The capitol holds 530,000 square feet of floor space and 333 rooms in its main unit and two wings.  The building encompasses more than 14 acres of floor space.  Two thirds of the interior consist of marble. The walls are made of Imperial Danby, and the floors are a combination of white Vermont marble and dark Italian travertine.  The Rotunda features a chandelier hanging from a 54-foot brass and bronze chain. The 4,000-pound chandelier is eight feet in diameter, made of 10,080 pieces of Czechoslovakian crystal, and illuminated by 96 light bulbs. 

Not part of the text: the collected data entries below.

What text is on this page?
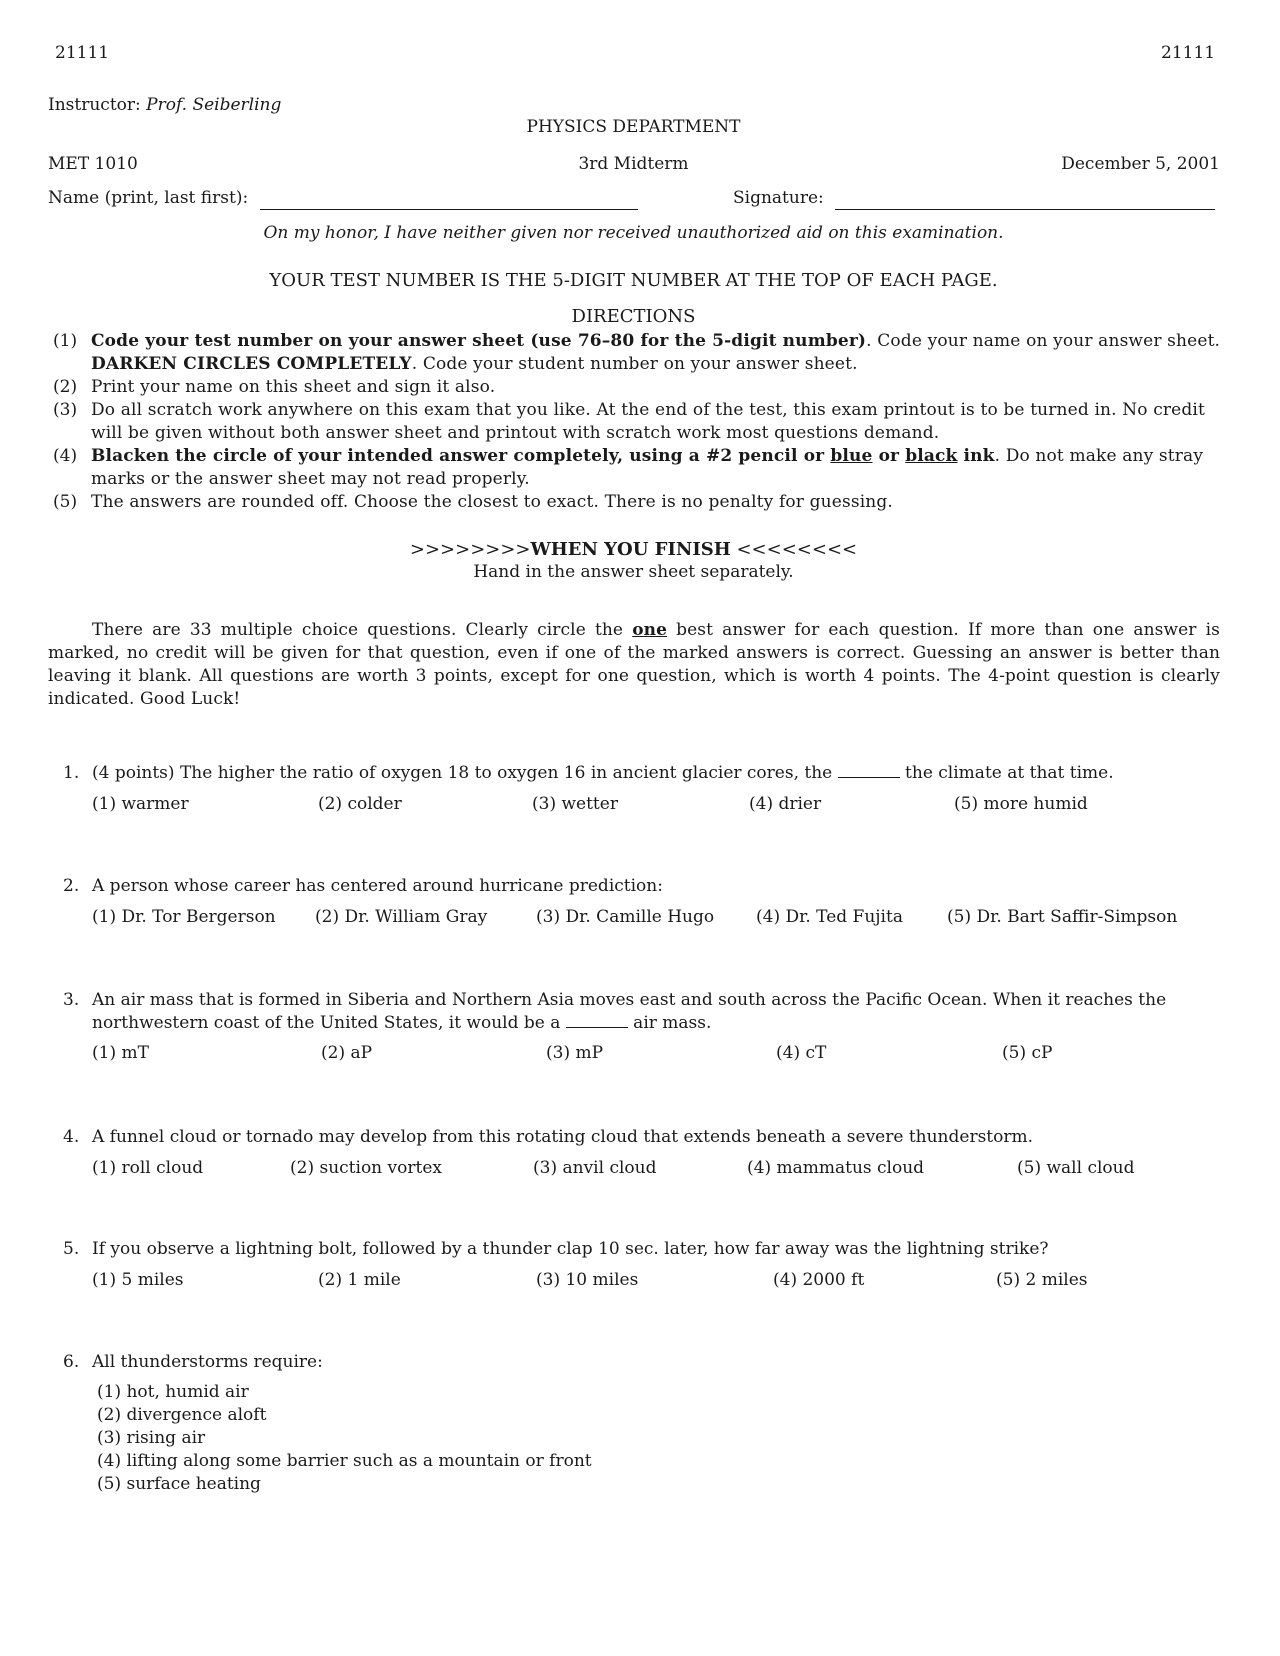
21111	21111
Instructor: Prof. Seiberling
PHYSICS DEPARTMENT
MET 1010	3rd Midterm	December 5, 2001
Name (print, last first):	Signature:
On my honor, I have neither given nor received unauthorized aid on this examination.
YOUR TEST NUMBER IS THE 5-DIGIT NUMBER AT THE TOP OF EACH PAGE.
DIRECTIONS
(1) Code your test number on your answer sheet (use 76–80 for the 5-digit number). Code your name on your answer sheet. DARKEN CIRCLES COMPLETELY. Code your student number on your answer sheet.
(2) Print your name on this sheet and sign it also.
(3) Do all scratch work anywhere on this exam that you like. At the end of the test, this exam printout is to be turned in. No credit will be given without both answer sheet and printout with scratch work most questions demand.
(4) Blacken the circle of your intended answer completely, using a #2 pencil or blue or black ink. Do not make any stray marks or the answer sheet may not read properly.
(5) The answers are rounded off. Choose the closest to exact. There is no penalty for guessing.
>>>>>>>>WHEN YOU FINISH <<<<<<<<
Hand in the answer sheet separately.
There are 33 multiple choice questions. Clearly circle the one best answer for each question. If more than one answer is marked, no credit will be given for that question, even if one of the marked answers is correct. Guessing an answer is better than leaving it blank. All questions are worth 3 points, except for one question, which is worth 4 points. The 4-point question is clearly indicated. Good Luck!
1. (4 points) The higher the ratio of oxygen 18 to oxygen 16 in ancient glacier cores, the	the climate at that time.
(1) warmer	(2) colder	(3) wetter	(4) drier	(5) more humid
2. A person whose career has centered around hurricane prediction:
(1) Dr. Tor Bergerson (2) Dr. William Gray	(3) Dr. Camille Hugo (4) Dr. Ted Fujita	(5) Dr. Bart Saffir-Simpson
3. An air mass that is formed in Siberia and Northern Asia moves east and south across the Pacific Ocean. When it reaches the northwestern coast of the United States, it would be a	air mass.
(1) mT	(2) aP	(3) mP	(4) cT	(5) cP
4. A funnel cloud or tornado may develop from this rotating cloud that extends beneath a severe thunderstorm.
(1) roll cloud	(2) suction vortex	(3) anvil cloud	(4) mammatus cloud	(5) wall cloud
5. If you observe a lightning bolt, followed by a thunder clap 10 sec. later, how far away was the lightning strike?
(1) 5 miles	(2) 1 mile	(3) 10 miles	(4) 2000 ft	(5) 2 miles
6. All thunderstorms require:
(1) hot, humid air
(2) divergence aloft
(3) rising air
(4) lifting along some barrier such as a mountain or front
(5) surface heating
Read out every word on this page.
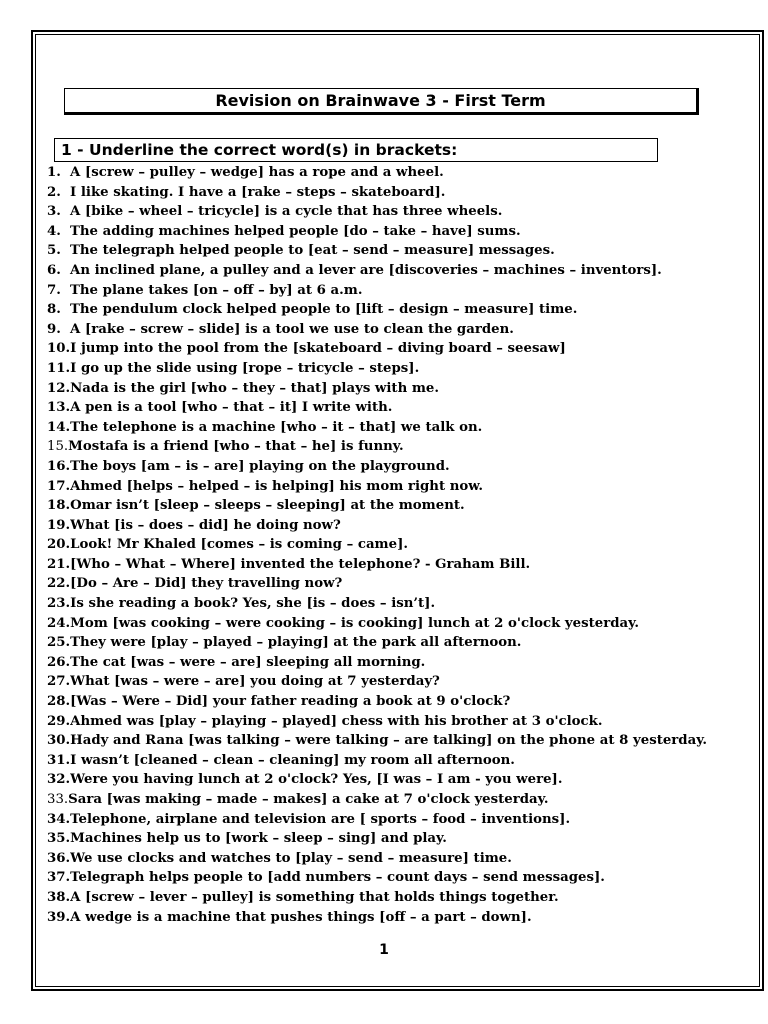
Revision on Brainwave 3 - First Term
1 - Underline the correct word(s) in brackets:
1. A [screw – pulley – wedge] has a rope and a wheel.
2. I like skating. I have a [rake – steps – skateboard].
3. A [bike – wheel – tricycle] is a cycle that has three wheels.
4. The adding machines helped people [do – take – have] sums.
5. The telegraph helped people to [eat – send – measure] messages.
6. An inclined plane, a pulley and a lever are [discoveries – machines – inventors].
7. The plane takes [on – off – by] at 6 a.m.
8. The pendulum clock helped people to [lift – design – measure] time.
9. A [rake – screw – slide] is a tool we use to clean the garden.
10. I jump into the pool from the [skateboard – diving board – seesaw]
11. I go up the slide using [rope – tricycle – steps].
12. Nada is the girl [who – they – that] plays with me.
13. A pen is a tool [who – that – it] I write with.
14. The telephone is a machine [who – it – that] we talk on.
15. Mostafa is a friend [who – that – he] is funny.
16. The boys [am – is – are] playing on the playground.
17. Ahmed [helps – helped – is helping] his mom right now.
18. Omar isn’t [sleep – sleeps – sleeping] at the moment.
19. What [is – does – did] he doing now?
20. Look! Mr Khaled [comes – is coming – came].
21. [Who – What – Where] invented the telephone? - Graham Bill.
22. [Do – Are – Did] they travelling now?
23. Is she reading a book? Yes, she [is – does – isn’t].
24. Mom [was cooking – were cooking – is cooking] lunch at 2 o'clock yesterday.
25. They were [play – played – playing] at the park all afternoon.
26. The cat [was – were – are] sleeping all morning.
27. What [was – were – are] you doing at 7 yesterday?
28. [Was – Were – Did] your father reading a book at 9 o'clock?
29. Ahmed was [play – playing – played] chess with his brother at 3 o'clock.
30. Hady and Rana [was talking – were talking – are talking] on the phone at 8 yesterday.
31. I wasn’t [cleaned – clean – cleaning] my room all afternoon.
32. Were you having lunch at 2 o'clock? Yes, [I was – I am - you were].
33. Sara [was making – made – makes] a cake at 7 o'clock yesterday.
34. Telephone, airplane and television are [ sports – food – inventions].
35. Machines help us to [work – sleep – sing] and play.
36. We use clocks and watches to [play – send – measure] time.
37. Telegraph helps people to [add numbers – count days – send messages].
38. A [screw – lever – pulley] is something that holds things together.
39. A wedge is a machine that pushes things [off – a part – down].
1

The exterior of the Capitol is made of buff Indiana limestone.  More than 700 train carloads of limestone and 4,640 tons of steel were used in its construction. The West Entrance to the East Wing, East Entrance to main building, and East Entrance to West Wing feature the carved heads of mythological creatures above the entranceways. Two biblical inscriptions are carved in stone tablets on the north and south bases of the capitol dome. On the north side: "Wisdom is the principle thing. Therefore, get wisdom. And with all of thy getting, get understanding." On the south side: "Happy is the man that findeth wisdom and getteth understanding."

The 293-foot gold atop the capitol is five feet taller than the dome of the United States Capitol.  The dome is covered in copper and gold leaf. The dome was originally gilded by Mack Jenney and Tyler Company in 1931. The dome was restored to the original plans of Cass Gilbert in 2005, which included the reconstruction of the eagle at the top of a 25-foot bronze spire built on a 34 and a half-foot lantern.